I drive down a road with 13 speed bumps on my way to work. Twice a day, ten times a week. I know that I can take the speed bumps at 40kph and that the best way to drive this road is just a constant 40kph, even between speed bumps.
Unfortunately a lot of people are clueless and will speed up and them absolutely slam the anchors on and crawl over the speed bumps at 15kph before speeding up to 50kph again for a very brief period.
Terrible driving, terrible fuel consumption. Apply to the rest of the driving and they are the reason why traffic gets bad.
going out on a limb here... i think the chief tech officer the government is currently trying to recruit may have this topic in their PD.

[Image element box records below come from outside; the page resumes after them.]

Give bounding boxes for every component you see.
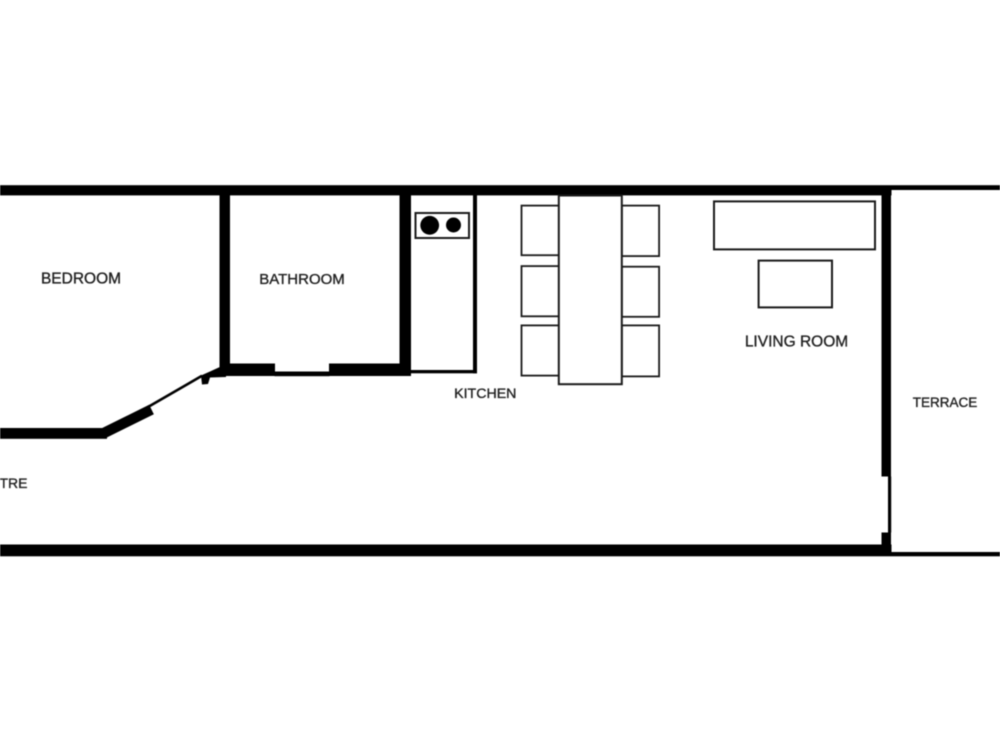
svg-text:KITCHEN: KITCHEN [454, 386, 516, 402]
svg-text:TERRACE: TERRACE [913, 395, 978, 410]
svg-text:TRE: TRE [0, 475, 28, 491]
svg-text:LIVING ROOM: LIVING ROOM [745, 334, 848, 351]
svg-text:BATHROOM: BATHROOM [259, 271, 345, 288]
svg-text:BEDROOM: BEDROOM [41, 271, 121, 288]
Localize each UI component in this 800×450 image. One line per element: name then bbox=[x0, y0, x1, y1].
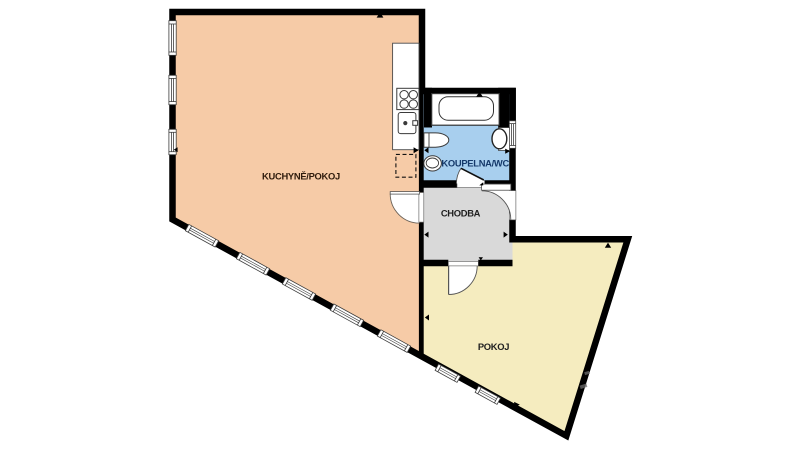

Afterall, any driverless car will need to have NZ legislation updated to be used in NZ (and of course everything else associated and affected by driverless vehicles e.g. road rules, insurances, WOF standards/procedures etc etc).
So the real question is, how far away is the government from releasing a draft 'working doc'.
I suppose in answer to OP, depending on how old your kids are they may not ever need to learn to drive.
bmt:
I drive down a road with 13 speed bumps on my way to work. Twice a day, ten times a week. I know that I can take the speed bumps at 40kph and that the best way to drive this road is just a constant 40kph, even between speed bumps.
Unfortunately a lot of people are clueless and will speed up and them absolutely slam the anchors on and crawl over the speed bumps at 15kph before speeding up to 50kph again for a very brief period.
Terrible driving, terrible fuel consumption. Apply to the rest of the driving and they are the reason why traffic gets bad.
The speed bumps could be seen as the primary problem in that scenario.
Mike
Rikkitic:
Pedestrian killed by self-driving car.
Saw that. Clearly the car has been severely tested, so the public needs to know the issue, as the car is supposed to avoid obstacles, or alert the human. Its a pretty hard way to fine tune a self drive car. On the surface, its a very bad fail to not see an obstacle, that's the whole point of self drive, they do it better than humans
I could be wrong but it seems that testing these has become quite common, so surely before they hit public roads, the tests to date were exhaustive? I see on that article one place tested them without authority to do so.
A bigger concern, is that some reports have stated there was a safety driver in the car as well, obviously this all happened very quickly, or they weren't pay attention.
In some circumstances pedestrians move in a way that neither man nor machine can avoid.
In this tragedy the person killed is reported to have been pushing a bike across the street, near a major intersection.
https://arstechnica.com/cars/2018/03/uber-self-driving-car-hits-and-kills-pedestrian/
Mike
This report, says "bicyclist" and clearly shows bike wreckage
The location appears to be here
https://goo.gl/maps/rufLK1nyniA2
Hopefully the NTSB and Uber make all the data from this public so it is clear exactly what happened,
Given the choice of crossing the street in front of either an Uber or Waymo self-driving car.. I know which one I'd choose.
kingdragonfly:
We have an aging society; we need self-driving cars.
An interesting conjugation. The stats are quite clear that it is young people who have a much higher accident rate than old people. So an aging society will become safer on the roads.